If there was a single, overriding message at the 117th commencement for the Lewis Katz School of Medicine (LKSOM), it was this: Don’t lose sight of the personal connections.
“Your fund of academic knowledge won’t make a bit of difference if you can’t establish personal connections with your patients and your colleagues. It all begins with that,” said Larry R. Kaiser, MD, FACS, Dean of LKSOM and President and CEO of the Temple University Health System, at the May 10 ceremony at the Kimmel Center of the Performing Arts. “Never lose sight of the human drive that brought you to medicine in the first place. Half the cure is the care. Absent human connection, medicine is transactional.”
Nurture the connections that run inward, too, Dr. Kaiser told the Class of 2019—the first to spend all four years under the Lewis Katz School of Medicine banner.
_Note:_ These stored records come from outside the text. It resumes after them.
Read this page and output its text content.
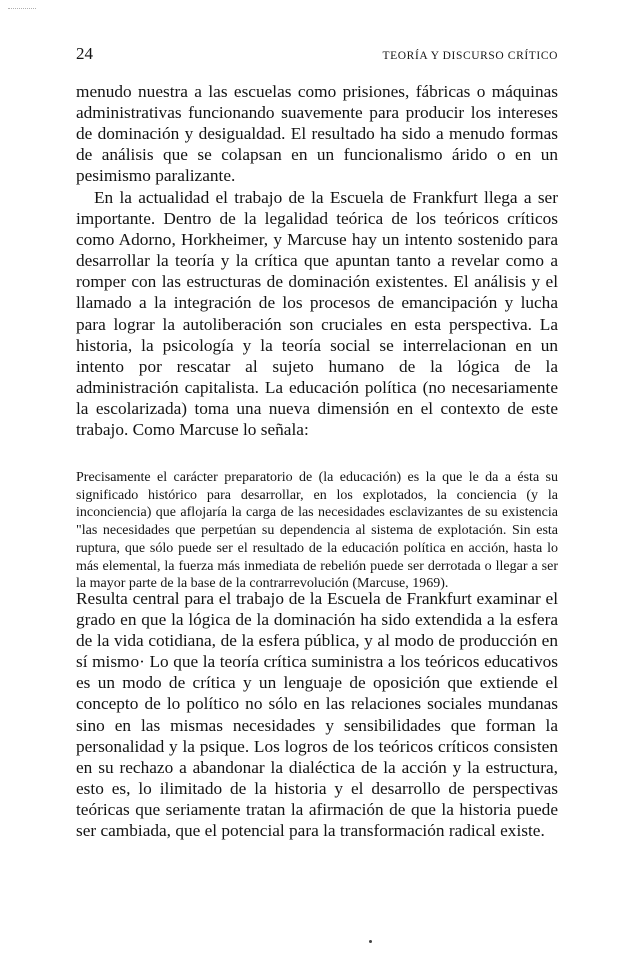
24	TEORÍA Y DISCURSO CRÍTICO

menudo nuestra a las escuelas como prisiones, fábricas o máquinas administrativas funcionando suavemente para producir los intereses de dominación y desigualdad. El resultado ha sido a menudo formas de análisis que se colapsan en un funcionalismo árido o en un pesimismo paralizante.

En la actualidad el trabajo de la Escuela de Frankfurt llega a ser importante. Dentro de la legalidad teórica de los teóricos críticos como Adorno, Horkheimer, y Marcuse hay un intento sostenido para desarrollar la teoría y la crítica que apuntan tanto a revelar como a romper con las estructuras de dominación existentes. El análisis y el llamado a la integración de los procesos de emancipación y lucha para lograr la autoliberación son cruciales en esta perspectiva. La historia, la psicología y la teoría social se interrelacionan en un intento por rescatar al sujeto humano de la lógica de la administración capitalista. La educación política (no necesariamente la escolarizada) toma una nueva dimensión en el contexto de este trabajo. Como Marcuse lo señala:

Precisamente el carácter preparatorio de (la educación) es la que le da a ésta su significado histórico para desarrollar, en los explotados, la conciencia (y la inconciencia) que aflojaría la carga de las necesidades esclavizantes de su existencia "las necesidades que perpetúan su dependencia al sistema de explotación. Sin esta ruptura, que sólo puede ser el resultado de la educación política en acción, hasta lo más elemental, la fuerza más inmediata de rebelión puede ser derrotada o llegar a ser la mayor parte de la base de la contrarrevolución (Marcuse, 1969).

Resulta central para el trabajo de la Escuela de Frankfurt examinar el grado en que la lógica de la dominación ha sido extendida a la esfera de la vida cotidiana, de la esfera pública, y al modo de producción en sí mismo· Lo que la teoría crítica suministra a los teóricos educativos es un modo de crítica y un lenguaje de oposición que extiende el concepto de lo político no sólo en las relaciones sociales mundanas sino en las mismas necesidades y sensibilidades que forman la personalidad y la psique. Los logros de los teóricos críticos consisten en su rechazo a abandonar la dialéctica de la acción y la estructura, esto es, lo ilimitado de la historia y el desarrollo de perspectivas teóricas que seriamente tratan la afirmación de que la historia puede ser cambiada, que el potencial para la transformación radical existe.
“You must build within yourself a shelter to weather every storm,” he said. “Make a sacred pact with yourself to find solace in your own thoughts and to trust your inner resources.”
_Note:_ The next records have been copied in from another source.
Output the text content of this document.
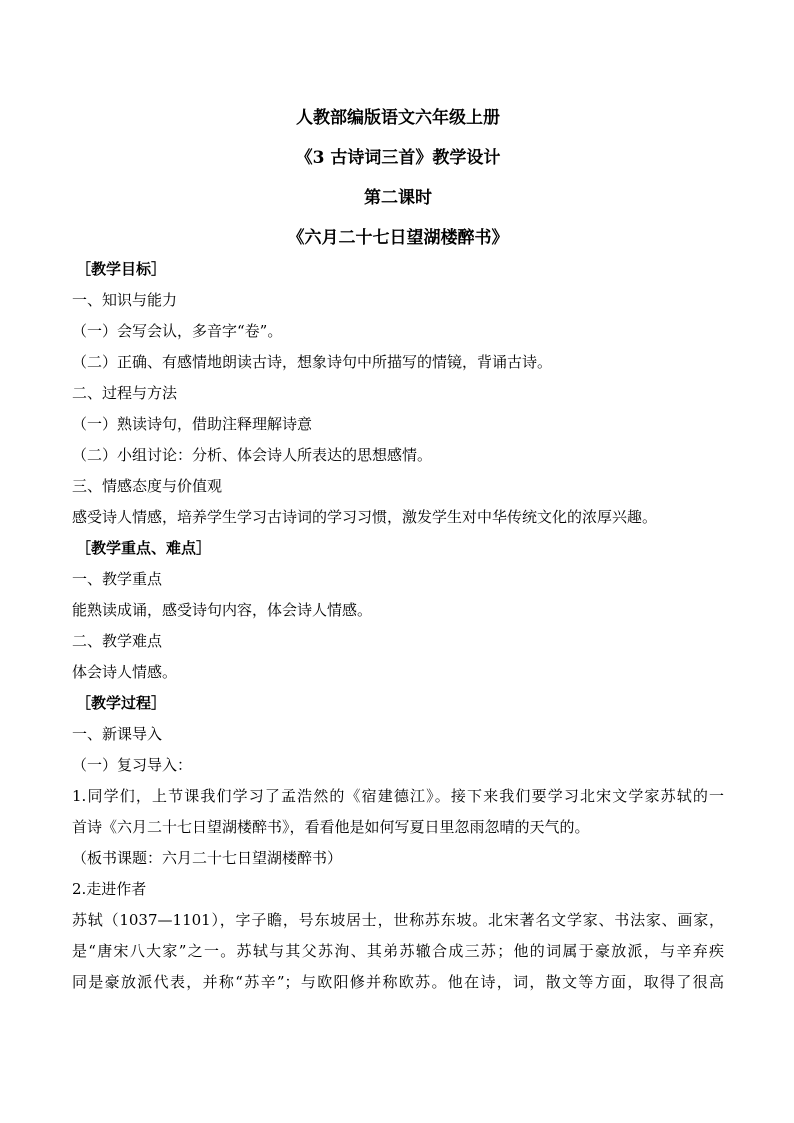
人教部编版语文六年级上册
《3 古诗词三首》教学设计
第二课时
《六月二十七日望湖楼醉书》
［教学目标］
一、知识与能力
（一）会写会认，多音字“卷”。
（二）正确、有感情地朗读古诗，想象诗句中所描写的情镜，背诵古诗。
二、过程与方法
（一）熟读诗句，借助注释理解诗意
（二）小组讨论：分析、体会诗人所表达的思想感情。
三、情感态度与价值观
感受诗人情感，培养学生学习古诗词的学习习惯，激发学生对中华传统文化的浓厚兴趣。
［教学重点、难点］
一、教学重点
能熟读成诵，感受诗句内容，体会诗人情感。
二、教学难点
体会诗人情感。
［教学过程］
一、新课导入
（一）复习导入：
1.同学们，上节课我们学习了孟浩然的《宿建德江》。接下来我们要学习北宋文学家苏轼的一
首诗《六月二十七日望湖楼醉书》，看看他是如何写夏日里忽雨忽晴的天气的。
（板书课题：六月二十七日望湖楼醉书）
2.走进作者
苏轼（1037—1101），字子瞻，号东坡居士，世称苏东坡。北宋著名文学家、书法家、画家，
是“唐宋八大家”之一。苏轼与其父苏洵、其弟苏辙合成三苏；他的词属于豪放派，与辛弃疾
同是豪放派代表，并称“苏辛”；与欧阳修并称欧苏。他在诗，词，散文等方面，取得了很高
That advice, Dr. Kaiser said, is critical to ensuring that, as doctors, they remain a “sanctuary” for their patients in the face of market forces and regulatory pressures.
It also will be necessary in the increasingly technologized field of medicine to remain relevant, said keynote speaker Arthur “Tim” Garson, MD, MPH, MACC, Professor of Management, Policy, and Community Health at The University of Texas School of Public Health.
“Algorithms will beat us in diagnosing patients soon. And then it will only be a matter of time before the procedures follow suit,” Dr. Garson said. “So we need to begin by cataloging the things that humans do well that can’t be replicated by technology, like warmth and empathy.
“This is not about keeping up. It’s about leading,” he said.
In receiving the yearbook dedication, David O’Gurek, MD, Associate Professor of Family and Community Medicine, harked back to his first lecture before the Class of 2019, four years ago.
“Remember caring. Many here were the first to teach you what true caring looks like,” Dr. O’Gurek said, acknowledging the hundreds of family and friends who filled the 2,500-seat Verizon Hall, including his own parents.
He cautioned the graduates that their patients would enter their souls and that they’d be confronted by their powerlessness over death. But it’s essential that they allow themselves to feel it, all of it, Dr. O’Gurek said, because coping with the emotional anguish is a natural part of the process of becoming a doctor.
Class president Brenton Halsey, MD, encouraged his classmates to consider, before they dispersed into the world and embarked on a spectrum of new experiences, why LKSOM was a special place to train. Chief among them: “Temple has always understood the importance of accessible health care. This, in turn, has taught us the ability to advocate for others.”
“You learned that the expansion of the social conscience is central to medicine. That medicine is not medicine if it does not address the social determinants of health,” Dr. Kaiser said earlier in the commencement, touching on the same sentiment. “You also learned that we all have hidden biases and assumptions that govern how we operate. Consciousness-raising is the only antidote. Let every day be Martin Luther King Day, a day in which we prize diversity, inclusion, equity, and service in the name of better health. This is a professional imperative. And a moral one.”
In all, 240 diplomas were awarded, including 188 Doctor of Medicine diplomas, 21 Doctor of Philosophy diplomas, 13 Master of Arts diplomas, 2 Master of Science diplomas, and 1 Master of Medical Science in Physician Assistant Studies diploma.*
Dr. Gerald Sterling, Senior Associate Dean for Education served as the Master of Ceremonies. He and Dr. Scott Shore, Associate Dean for Graduate Programs, read the names of all the graduates as they were hooded by the faculty and received their diploma from Dr. Kaiser.
*NOTE: Included in these numbers are 7 graduates with both Doctor of Medicine and Doctor of Philosophy diplomas and 8 graduates with both Doctor of Medicine and Master of Arts diplomas.